Rosetta gets in position to release Phalae

Rosetta has successfully maneuvered into position prior to releasing Philae on November 12 for landing on Comet 67P/C-G.

The thruster burn took place starting at 02:09:55 UTC (03:09:55 CET), ran for 90 seconds and, based on an initial analysis of spacecraft radiometric data, delivered a delta-v – change in speed – of 9.3 cm/sec, as confirmed by the Rosetta Flight Dynamics team.

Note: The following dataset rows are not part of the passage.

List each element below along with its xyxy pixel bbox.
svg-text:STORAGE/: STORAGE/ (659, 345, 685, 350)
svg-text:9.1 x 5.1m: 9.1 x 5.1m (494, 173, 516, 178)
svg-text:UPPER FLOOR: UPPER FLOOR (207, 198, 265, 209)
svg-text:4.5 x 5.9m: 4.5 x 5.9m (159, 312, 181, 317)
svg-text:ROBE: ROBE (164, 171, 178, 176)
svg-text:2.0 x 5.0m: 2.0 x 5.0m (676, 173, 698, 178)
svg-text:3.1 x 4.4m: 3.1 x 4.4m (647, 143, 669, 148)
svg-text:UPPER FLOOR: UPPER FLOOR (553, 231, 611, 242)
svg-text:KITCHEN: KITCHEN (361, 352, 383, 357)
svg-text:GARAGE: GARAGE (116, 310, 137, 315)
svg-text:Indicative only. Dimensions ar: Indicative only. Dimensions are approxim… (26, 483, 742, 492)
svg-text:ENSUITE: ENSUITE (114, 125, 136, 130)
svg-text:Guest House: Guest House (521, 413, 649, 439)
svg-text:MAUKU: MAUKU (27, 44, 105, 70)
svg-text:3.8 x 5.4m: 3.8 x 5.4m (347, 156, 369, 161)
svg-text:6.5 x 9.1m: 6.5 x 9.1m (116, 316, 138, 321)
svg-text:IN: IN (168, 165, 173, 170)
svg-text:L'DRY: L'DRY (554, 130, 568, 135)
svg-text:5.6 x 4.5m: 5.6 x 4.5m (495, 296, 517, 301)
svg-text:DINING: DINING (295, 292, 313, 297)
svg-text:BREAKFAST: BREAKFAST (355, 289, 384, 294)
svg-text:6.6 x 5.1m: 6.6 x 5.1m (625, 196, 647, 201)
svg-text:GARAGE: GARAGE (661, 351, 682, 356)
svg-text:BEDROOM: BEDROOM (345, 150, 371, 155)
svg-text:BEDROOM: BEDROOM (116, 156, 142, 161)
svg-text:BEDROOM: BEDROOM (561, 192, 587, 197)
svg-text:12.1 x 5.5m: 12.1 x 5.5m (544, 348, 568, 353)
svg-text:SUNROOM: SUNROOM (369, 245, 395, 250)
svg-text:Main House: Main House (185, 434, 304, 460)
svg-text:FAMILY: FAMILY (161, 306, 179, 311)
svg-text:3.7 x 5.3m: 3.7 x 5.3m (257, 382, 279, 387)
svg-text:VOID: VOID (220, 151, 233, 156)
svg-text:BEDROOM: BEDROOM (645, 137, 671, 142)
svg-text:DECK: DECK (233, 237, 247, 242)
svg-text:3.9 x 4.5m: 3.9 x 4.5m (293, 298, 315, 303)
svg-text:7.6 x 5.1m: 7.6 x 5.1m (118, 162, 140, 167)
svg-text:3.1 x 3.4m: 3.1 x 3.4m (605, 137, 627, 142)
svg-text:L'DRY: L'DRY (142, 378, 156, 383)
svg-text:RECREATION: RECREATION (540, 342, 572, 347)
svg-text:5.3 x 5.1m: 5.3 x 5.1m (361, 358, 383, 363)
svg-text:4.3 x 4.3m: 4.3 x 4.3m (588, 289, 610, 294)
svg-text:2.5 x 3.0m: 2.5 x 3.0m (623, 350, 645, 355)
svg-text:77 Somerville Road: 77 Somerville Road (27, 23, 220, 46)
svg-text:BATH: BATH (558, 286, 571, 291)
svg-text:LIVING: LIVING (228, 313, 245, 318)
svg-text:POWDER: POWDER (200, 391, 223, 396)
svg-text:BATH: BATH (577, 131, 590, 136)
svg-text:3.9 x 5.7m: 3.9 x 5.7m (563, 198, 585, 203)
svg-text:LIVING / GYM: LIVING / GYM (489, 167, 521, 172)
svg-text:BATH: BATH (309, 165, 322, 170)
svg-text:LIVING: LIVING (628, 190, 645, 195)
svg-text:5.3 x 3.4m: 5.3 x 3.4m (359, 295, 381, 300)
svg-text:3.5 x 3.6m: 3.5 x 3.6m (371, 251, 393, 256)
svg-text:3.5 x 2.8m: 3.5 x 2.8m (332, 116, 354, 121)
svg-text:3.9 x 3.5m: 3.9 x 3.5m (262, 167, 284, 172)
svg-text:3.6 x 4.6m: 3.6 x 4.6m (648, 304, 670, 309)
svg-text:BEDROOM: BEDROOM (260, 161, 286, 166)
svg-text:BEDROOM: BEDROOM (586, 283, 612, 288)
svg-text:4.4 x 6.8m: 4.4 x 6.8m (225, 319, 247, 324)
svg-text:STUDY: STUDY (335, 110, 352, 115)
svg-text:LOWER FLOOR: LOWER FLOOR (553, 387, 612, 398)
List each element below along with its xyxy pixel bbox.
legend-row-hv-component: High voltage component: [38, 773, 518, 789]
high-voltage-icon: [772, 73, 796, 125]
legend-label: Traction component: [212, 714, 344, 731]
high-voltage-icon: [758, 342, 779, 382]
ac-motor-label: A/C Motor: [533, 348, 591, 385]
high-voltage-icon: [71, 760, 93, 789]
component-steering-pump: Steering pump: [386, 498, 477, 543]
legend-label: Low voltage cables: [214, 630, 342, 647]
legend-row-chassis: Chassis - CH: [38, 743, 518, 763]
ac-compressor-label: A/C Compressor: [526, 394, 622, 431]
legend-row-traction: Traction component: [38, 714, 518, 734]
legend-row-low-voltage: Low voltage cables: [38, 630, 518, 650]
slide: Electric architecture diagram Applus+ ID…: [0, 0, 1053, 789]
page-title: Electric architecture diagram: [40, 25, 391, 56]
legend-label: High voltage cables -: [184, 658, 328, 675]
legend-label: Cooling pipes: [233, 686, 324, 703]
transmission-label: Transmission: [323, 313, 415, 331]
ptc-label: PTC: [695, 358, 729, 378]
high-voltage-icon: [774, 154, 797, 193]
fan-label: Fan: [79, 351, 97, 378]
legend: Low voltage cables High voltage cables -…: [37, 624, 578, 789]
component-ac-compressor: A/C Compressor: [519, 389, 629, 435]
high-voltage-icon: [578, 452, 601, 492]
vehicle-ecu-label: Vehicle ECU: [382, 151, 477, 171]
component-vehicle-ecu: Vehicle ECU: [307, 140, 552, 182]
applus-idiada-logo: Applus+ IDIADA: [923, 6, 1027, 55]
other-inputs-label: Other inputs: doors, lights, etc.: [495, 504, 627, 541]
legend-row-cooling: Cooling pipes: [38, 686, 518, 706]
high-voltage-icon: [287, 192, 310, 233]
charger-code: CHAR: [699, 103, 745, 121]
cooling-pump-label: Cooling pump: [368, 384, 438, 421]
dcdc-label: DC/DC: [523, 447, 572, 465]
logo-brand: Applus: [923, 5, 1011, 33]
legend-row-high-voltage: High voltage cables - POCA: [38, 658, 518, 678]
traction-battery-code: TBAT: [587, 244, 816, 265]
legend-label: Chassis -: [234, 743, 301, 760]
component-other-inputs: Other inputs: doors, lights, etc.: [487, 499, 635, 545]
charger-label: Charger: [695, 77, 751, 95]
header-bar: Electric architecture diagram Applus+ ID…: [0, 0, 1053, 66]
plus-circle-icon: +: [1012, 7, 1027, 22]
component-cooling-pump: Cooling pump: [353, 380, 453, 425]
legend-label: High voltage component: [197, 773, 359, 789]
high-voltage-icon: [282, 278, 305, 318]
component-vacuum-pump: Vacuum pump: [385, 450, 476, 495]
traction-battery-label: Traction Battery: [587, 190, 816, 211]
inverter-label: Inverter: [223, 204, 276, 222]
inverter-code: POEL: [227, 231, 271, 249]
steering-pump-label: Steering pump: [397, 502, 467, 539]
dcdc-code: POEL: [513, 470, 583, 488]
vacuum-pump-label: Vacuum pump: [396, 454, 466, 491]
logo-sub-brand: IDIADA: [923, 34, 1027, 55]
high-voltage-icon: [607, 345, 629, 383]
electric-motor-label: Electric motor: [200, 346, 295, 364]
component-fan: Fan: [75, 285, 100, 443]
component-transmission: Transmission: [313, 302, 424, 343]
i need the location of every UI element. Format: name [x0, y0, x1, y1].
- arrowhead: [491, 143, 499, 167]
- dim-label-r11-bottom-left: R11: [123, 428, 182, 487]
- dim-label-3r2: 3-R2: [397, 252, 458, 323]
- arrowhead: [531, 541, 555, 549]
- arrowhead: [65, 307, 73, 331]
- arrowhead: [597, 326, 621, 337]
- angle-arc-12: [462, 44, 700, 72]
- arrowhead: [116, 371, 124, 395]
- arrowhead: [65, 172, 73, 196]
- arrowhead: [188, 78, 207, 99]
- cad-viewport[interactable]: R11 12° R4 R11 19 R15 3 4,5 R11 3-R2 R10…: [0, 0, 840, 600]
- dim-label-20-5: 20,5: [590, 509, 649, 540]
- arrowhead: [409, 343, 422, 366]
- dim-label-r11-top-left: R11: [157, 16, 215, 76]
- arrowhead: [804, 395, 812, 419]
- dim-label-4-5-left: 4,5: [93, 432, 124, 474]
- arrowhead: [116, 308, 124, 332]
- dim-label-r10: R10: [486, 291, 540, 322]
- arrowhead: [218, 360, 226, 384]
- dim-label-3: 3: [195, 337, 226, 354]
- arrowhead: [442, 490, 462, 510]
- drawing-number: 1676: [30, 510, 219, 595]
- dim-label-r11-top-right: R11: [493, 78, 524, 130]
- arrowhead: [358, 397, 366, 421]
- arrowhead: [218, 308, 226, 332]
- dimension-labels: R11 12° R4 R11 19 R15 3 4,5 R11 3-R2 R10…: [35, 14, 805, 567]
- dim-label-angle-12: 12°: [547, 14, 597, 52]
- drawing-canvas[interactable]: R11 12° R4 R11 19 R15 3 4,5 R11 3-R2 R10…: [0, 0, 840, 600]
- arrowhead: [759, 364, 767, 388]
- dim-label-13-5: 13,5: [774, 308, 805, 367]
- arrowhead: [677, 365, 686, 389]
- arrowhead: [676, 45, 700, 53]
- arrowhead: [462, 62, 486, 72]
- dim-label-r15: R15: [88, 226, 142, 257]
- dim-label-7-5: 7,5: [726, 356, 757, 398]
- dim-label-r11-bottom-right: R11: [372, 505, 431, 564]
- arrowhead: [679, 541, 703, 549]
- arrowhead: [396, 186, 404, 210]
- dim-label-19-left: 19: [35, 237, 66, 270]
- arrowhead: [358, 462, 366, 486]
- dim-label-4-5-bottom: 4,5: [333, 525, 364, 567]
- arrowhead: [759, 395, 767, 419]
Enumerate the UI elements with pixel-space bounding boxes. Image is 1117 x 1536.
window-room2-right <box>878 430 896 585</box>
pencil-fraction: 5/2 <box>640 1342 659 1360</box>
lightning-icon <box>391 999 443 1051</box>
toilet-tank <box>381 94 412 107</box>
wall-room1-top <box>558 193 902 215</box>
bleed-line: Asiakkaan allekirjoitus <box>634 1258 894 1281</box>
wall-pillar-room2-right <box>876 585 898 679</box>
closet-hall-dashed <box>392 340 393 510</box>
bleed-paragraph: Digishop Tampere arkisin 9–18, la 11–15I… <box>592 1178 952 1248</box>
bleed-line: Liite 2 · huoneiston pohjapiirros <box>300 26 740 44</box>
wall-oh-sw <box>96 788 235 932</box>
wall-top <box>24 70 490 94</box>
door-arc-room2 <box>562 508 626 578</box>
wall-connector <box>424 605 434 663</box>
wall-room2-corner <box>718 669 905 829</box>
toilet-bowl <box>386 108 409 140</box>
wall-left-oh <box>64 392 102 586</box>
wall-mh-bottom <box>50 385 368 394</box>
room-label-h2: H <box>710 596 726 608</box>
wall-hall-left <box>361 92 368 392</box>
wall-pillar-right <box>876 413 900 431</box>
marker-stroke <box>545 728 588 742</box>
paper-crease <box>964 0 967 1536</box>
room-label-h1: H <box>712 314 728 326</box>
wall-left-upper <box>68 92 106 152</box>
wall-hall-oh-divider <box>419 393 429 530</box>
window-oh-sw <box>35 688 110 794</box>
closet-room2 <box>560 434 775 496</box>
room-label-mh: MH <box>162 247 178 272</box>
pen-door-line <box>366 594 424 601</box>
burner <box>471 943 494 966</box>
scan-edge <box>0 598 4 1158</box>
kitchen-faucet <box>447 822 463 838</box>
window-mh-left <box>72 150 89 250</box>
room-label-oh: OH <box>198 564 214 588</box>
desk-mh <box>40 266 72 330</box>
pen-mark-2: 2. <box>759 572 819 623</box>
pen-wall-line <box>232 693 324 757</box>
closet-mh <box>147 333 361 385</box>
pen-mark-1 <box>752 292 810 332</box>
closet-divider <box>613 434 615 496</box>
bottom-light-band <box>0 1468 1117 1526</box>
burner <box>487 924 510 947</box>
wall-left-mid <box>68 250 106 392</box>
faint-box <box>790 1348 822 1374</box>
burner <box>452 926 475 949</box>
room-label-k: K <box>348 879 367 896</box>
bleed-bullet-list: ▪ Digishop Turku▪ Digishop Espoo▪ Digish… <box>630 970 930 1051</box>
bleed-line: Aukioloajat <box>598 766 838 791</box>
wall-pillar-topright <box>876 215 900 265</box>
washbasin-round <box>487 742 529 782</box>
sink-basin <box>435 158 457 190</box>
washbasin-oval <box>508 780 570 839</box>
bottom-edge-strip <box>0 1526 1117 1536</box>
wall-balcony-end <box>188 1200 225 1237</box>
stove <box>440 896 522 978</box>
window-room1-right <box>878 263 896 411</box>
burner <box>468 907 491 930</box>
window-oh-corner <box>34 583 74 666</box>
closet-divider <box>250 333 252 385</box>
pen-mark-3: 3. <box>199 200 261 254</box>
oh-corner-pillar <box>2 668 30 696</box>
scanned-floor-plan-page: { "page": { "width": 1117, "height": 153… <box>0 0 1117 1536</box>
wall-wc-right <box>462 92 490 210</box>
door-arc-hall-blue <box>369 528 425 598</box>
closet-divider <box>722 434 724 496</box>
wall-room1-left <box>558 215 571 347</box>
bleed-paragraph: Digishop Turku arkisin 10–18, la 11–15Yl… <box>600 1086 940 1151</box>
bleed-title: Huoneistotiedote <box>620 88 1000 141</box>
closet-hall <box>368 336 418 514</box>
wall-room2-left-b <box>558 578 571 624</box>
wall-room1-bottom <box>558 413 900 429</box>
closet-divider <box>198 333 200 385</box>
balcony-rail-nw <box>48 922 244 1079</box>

It was the second and final of two ‘deterministic’ (i.e. direction and thrust are prepared in advance) manoeuvres that moved Rosetta onto the planned lander delivery orbit, now at a height of about 30 km, which will be maintained right up until the pre-delivery manoeuvre at two hours before separation at 08:35 UTC (09:35 CET) on the morning of 12 November.

…[T]he next planned orbit-changing manoeuvres will occur on the 12th at (a) 2 hours before separation and (b) about 40 minutes after, in between which Philae will be released. The pre-delivery manoeuvre will shift Rosetta’s trajectory so that the orbiter would be on a path so as to pass over the comet at a distance of 5 km, while the separation will occur at 08:35 UTC on board the spacecraft about 22 km (the confirmation signal will arrive on Earth at 09:03 UTC).

Since Philae is a passive lander, firing no thrusters but simply being thrown gently at the comet by Rosetta, the last two burns are crucial. The first literally puts Rosetta on the same collision course as Philae so that when the lander is released it is on a course to hit the comet. The second takes Rosetta out of that collision course, since no one wants it to hit the comet also.